De schrijver en scheepsarcheoloog L.Th. Lehmann spreekt
dientengevolge van een gat in de markt. Toch hebben
intensieve vorsingen op dit terrein er toe bijgedragen dat
deze leemte nu al voor een niet onaanzienlijk deel is
opgevuld.
Daarbij mag de geschiedenis van de galei zich steeds meer in
de interesse van collega-onderzoekers verheugen. Laatst nog
begaf Lehmann zich naar het Maritiem Museum te Parijs en tot
zijn verbazing werd daar een video gedraaid over zijn
geliefkoosde onderwerp. 'Met Der fliegende Holländer
van Wagner als achtergrondmuziek.', zegt hij. 'Heel
mooi.'
Lehmann mag zich met recht een expert van de galei noemen.
al eerder publiceerde hij Galleys in the Netherlands
over de Nederlandse galeien. Het boekje kwam op de markt in
een bescheiden oplage van driehonderd exemplaren. Met zijn
zojuist verschenen De galeien heeft Lehmann minder de
nadruk gelegd op de technische aspecten van deze enorme
roeischepen en veel meer gekeken naar de mensen op en rond
de galeien.
Ben Hur
Voor de leek biedt het boek tal van kleine en groe
verrassingen over de galeien. Zo heeft de argeloze mens
altijd nog het merkwaardige idee dat de geschiedenis van de
galei begint en tevens ophoudt te bestaan ten tijde van het
oude Rome. Niet in de laatste plaats door de klassieke
rolprent Ben Hur, waarin de arme Charlton Heston geheel
onopzettelijk een stuk gevelsteen op het hoofd van de
Romeinse Consul doet belanden. Hij wordt door de
hardvochtige Romeinen veroordeeld tot de galeien.
'Een kapitale fout in de film'', stelt Lehmann beslist.

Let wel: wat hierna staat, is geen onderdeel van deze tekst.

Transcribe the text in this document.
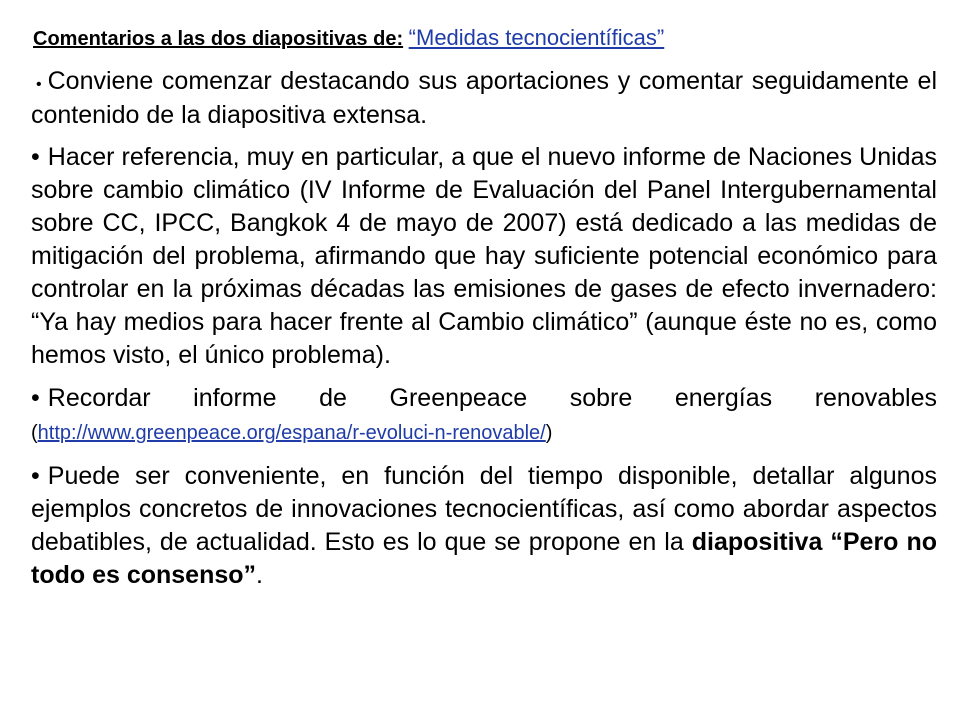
Comentarios a las dos diapositivas de: “Medidas tecnocientíficas”

• Conviene comenzar destacando sus aportaciones y comentar seguidamente el contenido de la diapositiva extensa.

• Hacer referencia, muy en particular, a que el nuevo informe de Naciones Unidas sobre cambio climático (IV Informe de Evaluación del Panel Intergubernamental sobre CC, IPCC, Bangkok 4 de mayo de 2007) está dedicado a las medidas de mitigación del problema, afirmando que hay suficiente potencial económico para controlar en la próximas décadas las emisiones de gases de efecto invernadero: “Ya hay medios para hacer frente al Cambio climático” (aunque éste no es, como hemos visto, el único problema).

• Recordar informe de Greenpeace sobre energías renovables (http://www.greenpeace.org/espana/r-evoluci-n-renovable/)

• Puede ser conveniente, en función del tiempo disponible, detallar algunos ejemplos concretos de innovaciones tecnocientíficas, así como abordar aspectos debatibles, de actualidad. Esto es lo que se propone en la diapositiva “Pero no todo es consenso”.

'Vóór 1450 na Christus is het nergens ter wereld gebeurd
dat mensen veroordeeld werden tot galeislaaf. Dat is
werkelijk een fabel.' Over de galeien in de film zelf is
Lehmann meer tevreden. 'aan de buitenkant zien zij er in elk
geval goed uit.'
Vermakelijk
Duidelijk is dat men hier van doen heeft met een autoriteit,
joewel Lehmann bescheiden laat weten niets te hebben met
galeien in het bijzonder, maar meer met schepen in het
algemeen.' Als zoon van een Rotterdamse zeeman was L.Th.

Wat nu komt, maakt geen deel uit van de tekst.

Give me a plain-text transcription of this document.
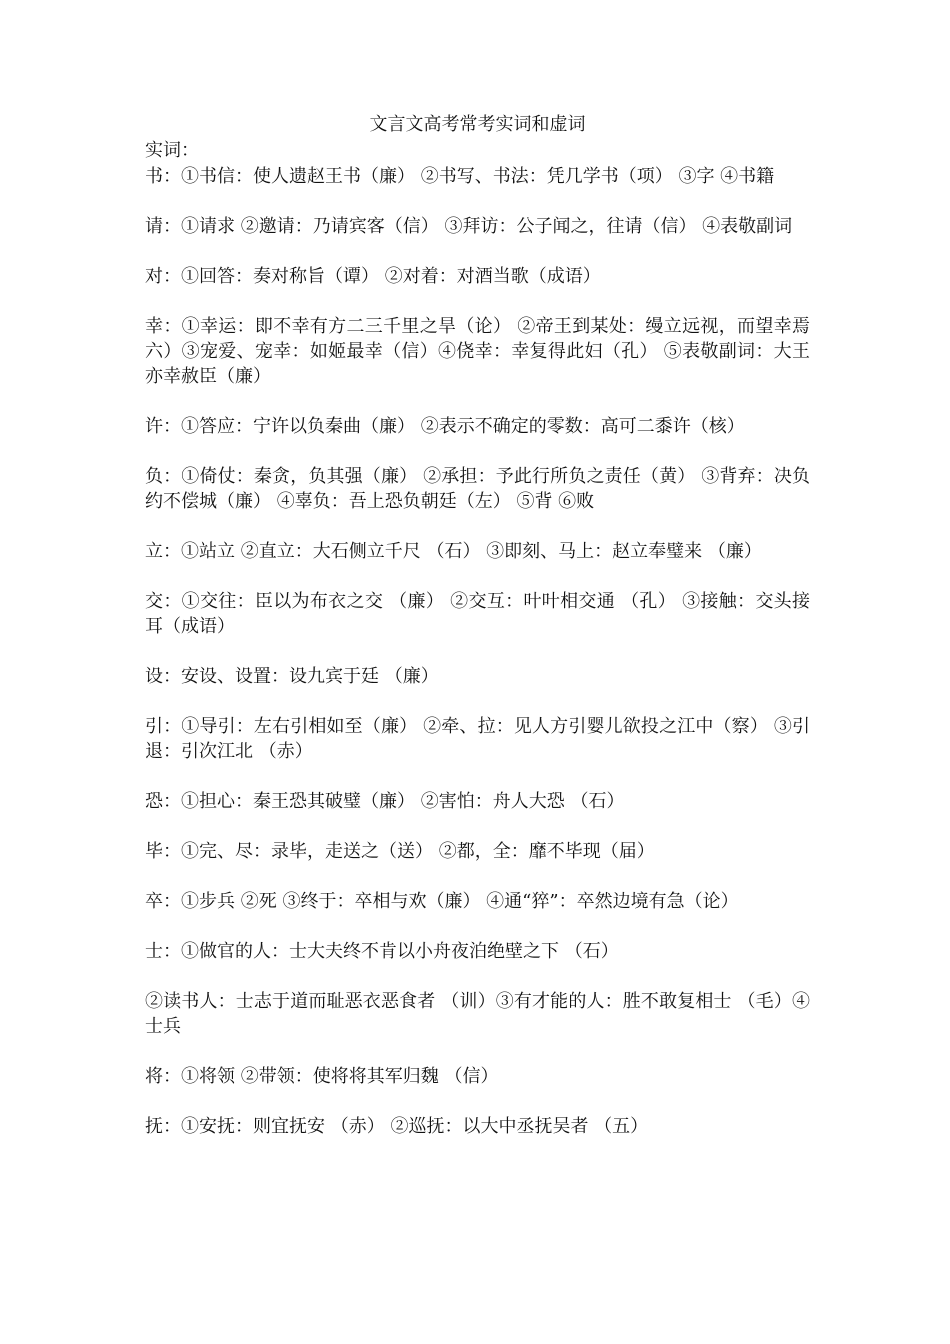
文言文高考常考实词和虚词

实词：

书：①书信：使人遗赵王书（廉） ②书写、书法：凭几学书（项） ③字 ④书籍

请：①请求 ②邀请：乃请宾客（信） ③拜访：公子闻之，往请（信） ④表敬副词

对：①回答：奏对称旨（谭） ②对着：对酒当歌（成语）

幸：①幸运：即不幸有方二三千里之旱（论） ②帝王到某处：缦立远视，而望幸焉 六）③宠爱、宠幸：如姬最幸（信）④侥幸：幸复得此妇（孔） ⑤表敬副词：大王亦幸赦臣（廉）

许：①答应：宁许以负秦曲（廉） ②表示不确定的零数：高可二黍许（核）

负：①倚仗：秦贪，负其强（廉） ②承担：予此行所负之责任（黄） ③背弃：决负约不偿城（廉） ④辜负：吾上恐负朝廷（左） ⑤背 ⑥败

立：①站立 ②直立：大石侧立千尺 （石） ③即刻、马上：赵立奉璧来 （廉）

交：①交往：臣以为布衣之交 （廉） ②交互：叶叶相交通 （孔） ③接触：交头接耳（成语）

设：安设、设置：设九宾于廷 （廉）

引：①导引：左右引相如至（廉） ②牵、拉：见人方引婴儿欲投之江中（察） ③引退：引次江北 （赤）

恐：①担心：秦王恐其破璧（廉） ②害怕：舟人大恐 （石）

毕：①完、尽：录毕，走送之（送） ②都，全：靡不毕现（届）

卒：①步兵 ②死 ③终于：卒相与欢（廉） ④通“猝”：卒然边境有急（论）

士：①做官的人：士大夫终不肯以小舟夜泊绝壁之下 （石）

②读书人：士志于道而耻恶衣恶食者 （训）③有才能的人：胜不敢复相士 （毛）④士兵

将：①将领 ②带领：使将将其军归魏 （信）

抚：①安抚：则宜抚安 （赤） ②巡抚：以大中丞抚吴者 （五）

Lehmann, zoals hij het zelf zegt, 'voorbestemd om niet naar
zee te gaan.'
'Zeelui hebben maar één ideaal: een baantje op de wal',
zegt hij. 'Mijn vader vond dat ik aan land moest blijven. ik
besloot daarop rechten te studeren omdat je, had men mij
verzekerd, met deze studie in een korte tijd een goede baan
zou krijgen. Helaas heb ik mijn tijd verknoeid: ik had er
geen enkel talent voor.' Vervolgens beproefde lehmann zijn
geluk bij de voedsel- en wasmiddelengigant Unilever,
maar ook daar kon hij maar moeilijk aarden.
'Big business van dichtbij is zo vermakelijk.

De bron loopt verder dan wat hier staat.